A estas horas da madrugada, poucos veículos circulam e os que passam, andam de vagar ou tentam desviar sua rota.
Gritos e sussurros, é ouvido.
A esquina vira um mundo, fora deste mundo.
Os que caminham por perto, desavisados, se sentem temerosos com o que poderão ver ou sentir, nestas noites em que coisas invisíveis estão a solta na esquina.

CRONOGRAMA DE ATIVIDADES.

Um jovem caminha na rua, com uma grande mochila presa nas costas. 
Ele vai ou vem de algum lugar... 
Do outro lado da rua, um idoso, com seu cão de estimação preso a uma guia, caminha no sentido contrario. 
Ele vai ou vem de algum lugar...
Eles se cruzam sem nada dizer um a o outro.
Eles vão ou vêm de algum lugar...
Isto cria alguns pontos de vista neste texto, que não cabem explicações, mas que levam para algum lugar... 
Será que isto tem alguma significação importante, alem de um cronograma de atividades?
Tudo vai ou vem de algum lugar.

ALMAS GÊMEAS.

Existem algumas facetas minhas impregnadas em ti, que ao te encontrar por acaso, ou não, percebo no teu olhar, nos teus gestos, nas tuas atitudes mais cruas. São pedaços de mim, da minha carne, dos meus ossos e nervos espalhados em ti, feito um remendo costurado com finas artérias, que pulsam e reagem aos incômodos da alma que também parece minha.
Dores, alegrias, inevitavelmente compartilhadas em corpos diferentes, mas cuja a alma se parecem similares, noutros momentos tão desiguais.
Alguns atitudes tuas, me levam a embriagues da alegria, outras a uma certa angustia natural de quem se vê e carrega certas culpas que não são de nossa inteira responsabilidade.
Beijar-te, é beijar a mim mesmo no espelho, com certa estranheza. Contrariar-te é dar as costas ao que sou.

A DANÇA DA LAGRIMA

A lagrima lhe caiu do olho e foi descendo pelos frisos do rosto até o canto da boca, como se tivesse vida própria. Seguiu dançando livre como Isadora, sobre o pescoço, a caminho dos seios, atravessou a barriga e umbigo, onde definitivamente parou, formando uma poça salgada.
Há certos balés da vida, que não admitem testemunhas oculares!.. Isto só é possível perceber com muita atenção e olhos fechados.

VINGANÇAS INOCENTES.

Sentia algumas vezes, que era alvo de pequenas e ardilosas vinganças, promovidas por algumas pessoas, mas daquelas vinganças sutis e disfarçadas de atitudes inocentes, cujo o objetivo não era o de destruir, mas de jogos de força ou alguma lição silenciosa de perspicaz intendimento.
Surgiam a o acaso, em doses pequenas, que  em certos momentos pareciam não ferir, mas noutros, surtir um angustiante sentimento de culpa a ser tratado.
Seria por tudo o que não deu certo e pelo tempo que foi perdido?
Já havia experimentado isto, com outras pessoas, o que o fazia repensar sobre te-las do seu lado, no pouco que lhe restava de vida.

OBJETO DE AZAR

Semana passada o corpo de um jovem assassinado, foi encontrado na calçada da rua do lado. Os vizinhos todos comentavam nas redes sociais aterrorizados com a violência que começa a chegar na porta de suas casas. Talvez a vitima não tivesse sido morto ali, mas noutro lugar e depois desovado na rua escura, que muitos passam e temem por assaltos.

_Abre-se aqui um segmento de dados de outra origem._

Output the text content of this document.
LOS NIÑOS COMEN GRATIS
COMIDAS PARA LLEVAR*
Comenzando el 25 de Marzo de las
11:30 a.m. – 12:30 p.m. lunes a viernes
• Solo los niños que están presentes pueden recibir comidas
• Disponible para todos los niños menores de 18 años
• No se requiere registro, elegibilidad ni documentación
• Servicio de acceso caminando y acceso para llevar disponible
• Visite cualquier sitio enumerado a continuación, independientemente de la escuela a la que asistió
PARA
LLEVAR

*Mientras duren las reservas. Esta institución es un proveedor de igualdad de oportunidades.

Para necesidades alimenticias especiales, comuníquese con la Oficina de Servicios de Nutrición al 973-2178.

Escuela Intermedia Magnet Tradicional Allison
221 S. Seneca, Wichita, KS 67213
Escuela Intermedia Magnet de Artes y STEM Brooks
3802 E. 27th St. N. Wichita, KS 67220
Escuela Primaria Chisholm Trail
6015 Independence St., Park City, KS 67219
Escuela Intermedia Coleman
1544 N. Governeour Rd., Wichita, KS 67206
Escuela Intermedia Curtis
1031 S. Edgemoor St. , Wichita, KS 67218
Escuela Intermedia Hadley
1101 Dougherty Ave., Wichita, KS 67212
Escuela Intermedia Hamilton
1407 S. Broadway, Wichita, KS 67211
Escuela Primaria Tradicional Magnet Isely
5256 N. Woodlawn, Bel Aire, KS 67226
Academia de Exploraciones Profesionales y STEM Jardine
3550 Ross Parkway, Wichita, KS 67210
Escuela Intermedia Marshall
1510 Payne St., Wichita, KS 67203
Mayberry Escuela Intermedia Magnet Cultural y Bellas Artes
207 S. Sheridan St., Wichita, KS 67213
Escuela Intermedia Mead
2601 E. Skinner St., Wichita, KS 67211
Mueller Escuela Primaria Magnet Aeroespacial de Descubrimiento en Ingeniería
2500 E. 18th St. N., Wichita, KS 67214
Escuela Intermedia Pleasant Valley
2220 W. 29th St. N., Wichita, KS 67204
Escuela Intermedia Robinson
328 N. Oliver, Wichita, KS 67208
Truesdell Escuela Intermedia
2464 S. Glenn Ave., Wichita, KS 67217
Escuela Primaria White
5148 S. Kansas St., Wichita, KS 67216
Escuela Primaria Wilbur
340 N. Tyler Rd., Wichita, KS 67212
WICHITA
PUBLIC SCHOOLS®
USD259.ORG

Dos pertences da vitima, sobrou um par de tênis, esquecido, jogado na calçada, que ninguém tem coragem de descartado-lo num saco de lixo. Ficou meio que amaldiçoado, um objeto que pode atrair coisas negativas. Sei lá o que as pessoas pensam. 



MARAS, VALE SAGRADO DOS INCAS.


Maras é uma cidade que parece um vilarejo no Vale Sagrado dos Incas, no Peru, a 40 quilômetros ao norte de Cusco. A cidade é conhecida por suas lagoas de evaporação de sal, suas casas e a igreja,  que parecem uma grande escultura de argila vermelha feitas à mão, perfiladas em ruas estreitas da mesma cor. 


As pessoas que nela vivem, são de aspecto simples e te observam como se tu viesse de um planeta distante, até cumprimenta-las com um simples movimento de cabeça ou um sorriso de simpatia. Não puxam conversa a toa, mas respondem expressivamente ao primeiro contato.
Idosos sentados na calçada, crianças com trajes típicos ou uniformes escolares, desfilam pelas ruas empoeiradas dando seguimento a suas rotinas.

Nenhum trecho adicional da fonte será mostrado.